The ID token is validated as a standard JWT (ID) token using the JWKS endpoint of the Signaturgruppen Broker or by using the Token Validation API endpoint. It is recommended to validate the ID token using the public verification key (see JWKS endpoint) cached or pinned, which prevents a binding to a HTTP call at this backend verification step.

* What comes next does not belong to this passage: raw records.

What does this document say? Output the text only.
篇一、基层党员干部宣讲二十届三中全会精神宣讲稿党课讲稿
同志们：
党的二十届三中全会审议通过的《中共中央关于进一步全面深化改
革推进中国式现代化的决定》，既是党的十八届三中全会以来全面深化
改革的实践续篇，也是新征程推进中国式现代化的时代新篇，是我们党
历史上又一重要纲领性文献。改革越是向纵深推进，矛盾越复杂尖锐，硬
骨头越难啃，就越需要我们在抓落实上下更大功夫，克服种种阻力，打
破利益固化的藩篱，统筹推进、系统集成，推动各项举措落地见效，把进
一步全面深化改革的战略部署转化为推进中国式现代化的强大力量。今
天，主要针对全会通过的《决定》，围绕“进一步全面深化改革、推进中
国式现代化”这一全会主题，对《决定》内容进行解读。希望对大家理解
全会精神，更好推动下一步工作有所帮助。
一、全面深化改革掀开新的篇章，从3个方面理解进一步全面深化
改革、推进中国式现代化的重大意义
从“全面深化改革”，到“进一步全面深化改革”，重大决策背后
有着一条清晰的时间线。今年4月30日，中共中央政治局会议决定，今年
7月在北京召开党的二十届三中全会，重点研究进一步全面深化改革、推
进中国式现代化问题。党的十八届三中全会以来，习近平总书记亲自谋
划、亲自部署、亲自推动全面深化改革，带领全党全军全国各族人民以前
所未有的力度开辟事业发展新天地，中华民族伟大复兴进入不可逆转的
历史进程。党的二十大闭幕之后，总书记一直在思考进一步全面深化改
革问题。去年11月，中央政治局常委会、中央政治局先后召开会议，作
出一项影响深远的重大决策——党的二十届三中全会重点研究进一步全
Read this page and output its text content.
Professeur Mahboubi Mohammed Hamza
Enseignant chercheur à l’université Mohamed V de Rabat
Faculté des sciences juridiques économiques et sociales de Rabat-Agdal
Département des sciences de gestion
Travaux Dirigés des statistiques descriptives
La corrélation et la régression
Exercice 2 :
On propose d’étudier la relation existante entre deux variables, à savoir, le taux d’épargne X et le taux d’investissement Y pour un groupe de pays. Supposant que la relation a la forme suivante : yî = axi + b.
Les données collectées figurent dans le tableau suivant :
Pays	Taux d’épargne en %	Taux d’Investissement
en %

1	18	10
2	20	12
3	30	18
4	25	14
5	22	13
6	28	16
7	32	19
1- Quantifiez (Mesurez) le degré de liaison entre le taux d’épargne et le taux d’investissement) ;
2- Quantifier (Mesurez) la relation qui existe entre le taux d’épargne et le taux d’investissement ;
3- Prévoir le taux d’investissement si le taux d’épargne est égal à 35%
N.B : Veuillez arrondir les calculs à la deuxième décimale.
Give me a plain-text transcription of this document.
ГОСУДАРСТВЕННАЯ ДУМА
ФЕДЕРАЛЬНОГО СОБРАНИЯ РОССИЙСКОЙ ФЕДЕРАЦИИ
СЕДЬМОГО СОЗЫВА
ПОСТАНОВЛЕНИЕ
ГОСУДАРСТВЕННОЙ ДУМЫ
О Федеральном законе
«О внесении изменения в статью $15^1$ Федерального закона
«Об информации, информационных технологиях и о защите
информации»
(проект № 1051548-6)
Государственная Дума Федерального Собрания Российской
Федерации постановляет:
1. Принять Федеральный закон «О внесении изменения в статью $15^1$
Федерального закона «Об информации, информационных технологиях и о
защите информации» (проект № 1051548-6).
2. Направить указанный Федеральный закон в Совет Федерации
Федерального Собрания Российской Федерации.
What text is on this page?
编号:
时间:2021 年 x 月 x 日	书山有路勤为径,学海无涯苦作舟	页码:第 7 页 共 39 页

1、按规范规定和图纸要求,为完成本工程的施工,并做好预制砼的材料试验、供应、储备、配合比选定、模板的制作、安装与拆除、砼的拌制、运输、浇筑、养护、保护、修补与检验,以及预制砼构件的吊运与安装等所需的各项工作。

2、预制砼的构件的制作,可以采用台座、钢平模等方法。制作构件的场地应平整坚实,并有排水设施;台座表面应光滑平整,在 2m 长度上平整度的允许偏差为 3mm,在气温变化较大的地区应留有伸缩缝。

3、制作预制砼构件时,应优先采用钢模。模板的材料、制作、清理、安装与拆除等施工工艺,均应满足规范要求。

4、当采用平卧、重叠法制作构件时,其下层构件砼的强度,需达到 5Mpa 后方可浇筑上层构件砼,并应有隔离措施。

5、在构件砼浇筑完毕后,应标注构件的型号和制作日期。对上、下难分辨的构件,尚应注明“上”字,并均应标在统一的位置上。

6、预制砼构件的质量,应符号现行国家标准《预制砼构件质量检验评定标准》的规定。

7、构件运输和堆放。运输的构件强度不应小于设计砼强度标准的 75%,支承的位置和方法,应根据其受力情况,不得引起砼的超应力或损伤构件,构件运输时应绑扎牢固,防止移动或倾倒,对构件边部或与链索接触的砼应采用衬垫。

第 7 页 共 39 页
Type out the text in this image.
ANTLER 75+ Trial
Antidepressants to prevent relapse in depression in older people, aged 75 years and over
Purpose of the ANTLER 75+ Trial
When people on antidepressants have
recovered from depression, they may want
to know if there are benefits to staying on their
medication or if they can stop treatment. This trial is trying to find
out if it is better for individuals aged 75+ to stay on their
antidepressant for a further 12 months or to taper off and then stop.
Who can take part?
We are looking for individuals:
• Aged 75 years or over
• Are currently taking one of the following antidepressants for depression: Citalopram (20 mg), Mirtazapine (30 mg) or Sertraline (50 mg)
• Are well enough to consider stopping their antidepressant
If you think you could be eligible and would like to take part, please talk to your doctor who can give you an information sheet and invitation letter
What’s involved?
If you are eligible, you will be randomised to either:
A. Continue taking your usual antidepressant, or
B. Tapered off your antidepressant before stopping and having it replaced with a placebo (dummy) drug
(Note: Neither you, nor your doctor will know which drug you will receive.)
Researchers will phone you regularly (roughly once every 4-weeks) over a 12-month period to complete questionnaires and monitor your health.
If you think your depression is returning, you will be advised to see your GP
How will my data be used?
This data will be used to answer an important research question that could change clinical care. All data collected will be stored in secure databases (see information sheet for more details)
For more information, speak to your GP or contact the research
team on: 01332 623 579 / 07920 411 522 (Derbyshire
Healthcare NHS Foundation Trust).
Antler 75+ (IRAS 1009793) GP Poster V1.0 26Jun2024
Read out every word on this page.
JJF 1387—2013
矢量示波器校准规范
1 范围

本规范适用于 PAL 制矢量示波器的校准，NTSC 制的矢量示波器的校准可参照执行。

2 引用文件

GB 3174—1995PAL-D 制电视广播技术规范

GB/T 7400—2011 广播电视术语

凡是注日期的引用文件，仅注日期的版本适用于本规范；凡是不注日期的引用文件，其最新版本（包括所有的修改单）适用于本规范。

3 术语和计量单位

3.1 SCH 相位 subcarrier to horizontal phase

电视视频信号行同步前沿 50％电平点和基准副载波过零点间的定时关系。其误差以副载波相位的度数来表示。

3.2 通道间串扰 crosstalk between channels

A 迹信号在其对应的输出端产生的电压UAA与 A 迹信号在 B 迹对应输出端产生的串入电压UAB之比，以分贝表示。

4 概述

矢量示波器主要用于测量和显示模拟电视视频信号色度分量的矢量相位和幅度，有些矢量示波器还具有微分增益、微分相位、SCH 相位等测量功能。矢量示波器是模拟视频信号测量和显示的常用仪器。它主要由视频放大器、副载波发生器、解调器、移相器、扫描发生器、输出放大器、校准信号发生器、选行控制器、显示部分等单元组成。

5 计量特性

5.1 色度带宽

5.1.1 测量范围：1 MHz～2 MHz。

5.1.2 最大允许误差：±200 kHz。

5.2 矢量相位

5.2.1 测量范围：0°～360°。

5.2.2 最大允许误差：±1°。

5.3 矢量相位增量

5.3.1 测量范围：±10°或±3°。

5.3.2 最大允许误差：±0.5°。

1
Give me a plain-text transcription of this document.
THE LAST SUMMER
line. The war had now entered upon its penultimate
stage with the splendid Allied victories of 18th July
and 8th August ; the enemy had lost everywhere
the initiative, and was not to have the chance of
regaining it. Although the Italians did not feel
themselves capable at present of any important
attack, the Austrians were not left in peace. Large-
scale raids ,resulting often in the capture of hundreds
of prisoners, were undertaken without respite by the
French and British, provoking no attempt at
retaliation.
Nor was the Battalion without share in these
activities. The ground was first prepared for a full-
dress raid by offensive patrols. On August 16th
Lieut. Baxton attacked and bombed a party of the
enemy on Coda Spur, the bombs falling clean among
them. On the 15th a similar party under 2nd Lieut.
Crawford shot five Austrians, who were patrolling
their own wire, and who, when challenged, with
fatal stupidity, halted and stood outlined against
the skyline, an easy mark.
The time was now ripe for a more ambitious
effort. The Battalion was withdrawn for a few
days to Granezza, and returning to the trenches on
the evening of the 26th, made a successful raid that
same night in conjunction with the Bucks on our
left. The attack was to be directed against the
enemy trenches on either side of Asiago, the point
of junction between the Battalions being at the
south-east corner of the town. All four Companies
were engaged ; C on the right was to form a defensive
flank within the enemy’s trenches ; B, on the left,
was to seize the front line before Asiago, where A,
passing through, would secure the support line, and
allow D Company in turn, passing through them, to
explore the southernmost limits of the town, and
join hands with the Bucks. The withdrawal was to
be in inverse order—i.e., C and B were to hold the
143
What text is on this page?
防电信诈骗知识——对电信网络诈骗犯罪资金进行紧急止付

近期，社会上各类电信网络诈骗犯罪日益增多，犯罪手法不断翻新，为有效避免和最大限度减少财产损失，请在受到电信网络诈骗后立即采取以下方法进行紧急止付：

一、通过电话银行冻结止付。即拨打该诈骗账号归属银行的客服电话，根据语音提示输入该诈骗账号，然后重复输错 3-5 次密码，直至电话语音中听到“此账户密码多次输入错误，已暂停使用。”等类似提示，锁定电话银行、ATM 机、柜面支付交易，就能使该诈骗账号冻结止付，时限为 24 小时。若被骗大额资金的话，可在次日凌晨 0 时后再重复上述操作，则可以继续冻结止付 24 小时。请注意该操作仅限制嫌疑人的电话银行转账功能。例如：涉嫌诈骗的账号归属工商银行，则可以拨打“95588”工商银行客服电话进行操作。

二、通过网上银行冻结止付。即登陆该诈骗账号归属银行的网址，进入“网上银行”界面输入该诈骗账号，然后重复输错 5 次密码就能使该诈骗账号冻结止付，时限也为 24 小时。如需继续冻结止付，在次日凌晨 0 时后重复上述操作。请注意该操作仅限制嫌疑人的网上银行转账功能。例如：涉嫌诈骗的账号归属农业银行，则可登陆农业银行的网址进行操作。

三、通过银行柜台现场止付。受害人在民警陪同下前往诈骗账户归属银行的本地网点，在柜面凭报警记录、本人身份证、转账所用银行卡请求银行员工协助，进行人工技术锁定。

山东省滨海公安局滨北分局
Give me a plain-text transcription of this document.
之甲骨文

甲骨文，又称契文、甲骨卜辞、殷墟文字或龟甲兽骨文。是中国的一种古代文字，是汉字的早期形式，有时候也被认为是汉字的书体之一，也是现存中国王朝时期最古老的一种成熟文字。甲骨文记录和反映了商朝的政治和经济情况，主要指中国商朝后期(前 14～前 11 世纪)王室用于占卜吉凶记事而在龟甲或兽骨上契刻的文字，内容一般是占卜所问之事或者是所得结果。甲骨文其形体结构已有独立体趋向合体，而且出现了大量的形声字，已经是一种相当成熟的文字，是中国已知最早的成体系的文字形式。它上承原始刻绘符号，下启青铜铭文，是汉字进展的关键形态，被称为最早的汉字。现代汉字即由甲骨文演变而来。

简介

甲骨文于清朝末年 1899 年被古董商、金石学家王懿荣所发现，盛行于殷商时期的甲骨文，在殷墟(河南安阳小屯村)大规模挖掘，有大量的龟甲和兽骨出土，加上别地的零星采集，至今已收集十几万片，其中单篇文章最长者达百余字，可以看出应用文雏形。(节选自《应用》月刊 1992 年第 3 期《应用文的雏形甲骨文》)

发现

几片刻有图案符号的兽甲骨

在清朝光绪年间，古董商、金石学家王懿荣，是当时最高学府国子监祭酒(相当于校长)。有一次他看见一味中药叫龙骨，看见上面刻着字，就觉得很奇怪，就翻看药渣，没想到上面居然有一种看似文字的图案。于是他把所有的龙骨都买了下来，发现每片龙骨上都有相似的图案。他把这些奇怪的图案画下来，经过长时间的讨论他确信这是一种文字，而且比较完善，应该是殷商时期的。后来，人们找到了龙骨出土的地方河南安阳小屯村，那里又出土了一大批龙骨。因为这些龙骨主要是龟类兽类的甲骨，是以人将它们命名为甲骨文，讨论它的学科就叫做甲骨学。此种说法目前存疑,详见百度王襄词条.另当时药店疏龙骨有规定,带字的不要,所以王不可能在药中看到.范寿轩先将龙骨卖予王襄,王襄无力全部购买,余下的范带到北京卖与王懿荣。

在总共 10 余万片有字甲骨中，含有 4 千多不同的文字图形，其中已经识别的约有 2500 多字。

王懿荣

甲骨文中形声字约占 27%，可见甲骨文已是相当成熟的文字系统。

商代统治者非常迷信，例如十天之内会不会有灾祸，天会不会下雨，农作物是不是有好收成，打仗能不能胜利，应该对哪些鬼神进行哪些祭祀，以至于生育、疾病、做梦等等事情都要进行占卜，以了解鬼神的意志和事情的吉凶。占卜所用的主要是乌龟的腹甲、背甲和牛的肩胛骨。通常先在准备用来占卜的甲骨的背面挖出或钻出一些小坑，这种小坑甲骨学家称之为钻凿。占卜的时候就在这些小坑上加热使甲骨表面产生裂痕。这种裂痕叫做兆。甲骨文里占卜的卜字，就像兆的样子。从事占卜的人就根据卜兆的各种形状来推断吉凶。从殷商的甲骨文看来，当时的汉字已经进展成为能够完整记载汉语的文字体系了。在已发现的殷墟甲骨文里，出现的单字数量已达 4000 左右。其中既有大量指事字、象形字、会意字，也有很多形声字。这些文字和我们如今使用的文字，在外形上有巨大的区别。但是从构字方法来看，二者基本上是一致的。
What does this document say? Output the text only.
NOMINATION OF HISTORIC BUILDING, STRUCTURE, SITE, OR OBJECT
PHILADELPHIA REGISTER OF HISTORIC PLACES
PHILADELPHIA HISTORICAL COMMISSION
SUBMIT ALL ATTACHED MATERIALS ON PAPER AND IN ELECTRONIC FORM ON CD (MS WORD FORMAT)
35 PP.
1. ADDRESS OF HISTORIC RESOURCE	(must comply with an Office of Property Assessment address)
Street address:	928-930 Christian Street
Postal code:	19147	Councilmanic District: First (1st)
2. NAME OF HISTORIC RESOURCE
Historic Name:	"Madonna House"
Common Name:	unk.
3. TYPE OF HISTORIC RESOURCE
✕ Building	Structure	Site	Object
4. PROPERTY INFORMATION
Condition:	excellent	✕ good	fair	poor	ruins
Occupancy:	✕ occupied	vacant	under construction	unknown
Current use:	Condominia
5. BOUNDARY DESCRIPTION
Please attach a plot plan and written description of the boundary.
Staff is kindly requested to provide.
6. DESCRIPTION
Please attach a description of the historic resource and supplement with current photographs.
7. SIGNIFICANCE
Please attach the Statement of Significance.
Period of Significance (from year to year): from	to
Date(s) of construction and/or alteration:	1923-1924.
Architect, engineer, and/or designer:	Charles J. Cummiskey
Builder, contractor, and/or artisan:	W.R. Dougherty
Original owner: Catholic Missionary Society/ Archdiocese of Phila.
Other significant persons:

The Token Validation API endpoint allows verification of any valid ID token previously issued by Signaturgruppen Broker, regardless of the exp (expiration) claim in the ID token (normally 5 minutes from issuance). This allows this API to be utilized to verify the ID token at any point after it has been received. It is recommended that the integration service considers to utilize the iat (issued at) claim to setup their own expiration for how old they can be before validation.

Browser tampering

The backend steps are required to ensure that the user is unable to alter the age verification check in-browser. The resulting ID token is signed and thus any modification to this JWT token, will cause the validation to fail when done in the backend.

Getting ready for production

When you have completed your integration to our PP environment and are ready to move on to your production setup, then reach out to Signaturgruppen to have your production integration enabled.

You will need a production client_id and optionally a client_secret for Authorization Code flows. To correctly set this up for you, we need:

  • For OIDC flows: your redirect uris
  • For HTML+JS flows: your sites origin, e.g. ‘https://yoursite.dk’ if you are running our JavaScript at https://yoursite.dk/somepath

You will need to change the appropriate configuration to our production endpoints (e.g. https://netseidbroker.dk/op instead of https://pp.netseidbroker.dk/op).

We are looking into automation for this step. Until we have finalised the requirements and features, just write to us and we will help you as fast as we can.

Example production configuration for HTML+JS integration

Here is an example of a production configuration for the HTML+JS integration ‘sg-age-verify-config.js’:

var sg_broker_origin = 'https://netseidbroker.dk';
var sg_broker_redirect_uri = `${sg_broker_origin}/op/WebMessagingCallback/ImplicitCallback`;
var sg_broker_authorize_endpoint = `${sg_broker_origin}/op/connect/authorize`;
var sg_broker_clientId = "<Your production client ID>";
var sg_broker_demo_age_to_verify = 16;

Remember to inform our support the correct website origin from where you are communicating with our backend via JavaScript post-messaging, in order to enable the setup correctly.